Viagem
Se porventura seus olhos cruzassem os meus, já nada seria como dantes, a envolvência com que a sua presença se fez notar já seria o bastante para que nada neste precioso instante se tornasse um mero acaso.
Sua paz de espírito ao desfolhar cada página desse livro de capa escondida ao qual nunca pude ler o título, davam lhe uma paz avassaladora, uma transparência de alma que nada tinha a esconder.
O modo como as suas mãos firmes o seguravam definiam o interesse incessante que os seus dedos tinham em acariciar quase que de forma solene cada virar de página como que contrastando com o constante reboliço daquela curta viagem entre apeadeiros e estações.
Os nossos olhares jamais se cruzaram, pois eles os seus embrenharam-se numa viagem para a qual eu nem sequer tinha sido convidado, e na minha jornada segui, tentando decifrar cada momento dessa sua aventura, ora feita de sorrisos, ora de pequenas pausas e tímidos suspiros, mas sem nunca os seus olhos deixarem de fixar aquelas magicas páginas que a sua alma ia absorvendo.
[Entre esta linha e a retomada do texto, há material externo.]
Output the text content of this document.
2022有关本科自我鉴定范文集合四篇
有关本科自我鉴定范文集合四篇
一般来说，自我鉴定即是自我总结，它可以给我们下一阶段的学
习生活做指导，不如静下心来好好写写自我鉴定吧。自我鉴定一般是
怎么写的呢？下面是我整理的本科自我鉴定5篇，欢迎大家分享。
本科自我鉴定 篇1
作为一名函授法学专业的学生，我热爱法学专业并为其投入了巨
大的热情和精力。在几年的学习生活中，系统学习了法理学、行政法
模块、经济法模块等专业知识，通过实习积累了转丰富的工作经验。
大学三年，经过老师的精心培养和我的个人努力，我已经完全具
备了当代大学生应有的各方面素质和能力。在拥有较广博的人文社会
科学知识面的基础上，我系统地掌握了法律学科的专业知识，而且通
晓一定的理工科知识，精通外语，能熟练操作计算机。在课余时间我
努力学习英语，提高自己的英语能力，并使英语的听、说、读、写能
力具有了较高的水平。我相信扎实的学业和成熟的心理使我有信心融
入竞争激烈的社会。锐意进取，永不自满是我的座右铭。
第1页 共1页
No rosto nunca lhe vi tristeza, nem por meros instantes, seu corpo manteve se intacto, embalado tão somente pelo já descrito solene movimento dos seus dedos, e assim ele se manteve até o seu destino.
Se porventura seus olhos tivessem cruzado os meus, talvez ousasse perguntar o nome desse livro de capa escondida, mas desse ou de qualquer outro livro, não é do título que nos recordamos, mas sim da viagem que ele nos proporcionou.
E sendo assim ao livro dei-lhe o título “viagem” mesmo que para ela não tenha sido convidado.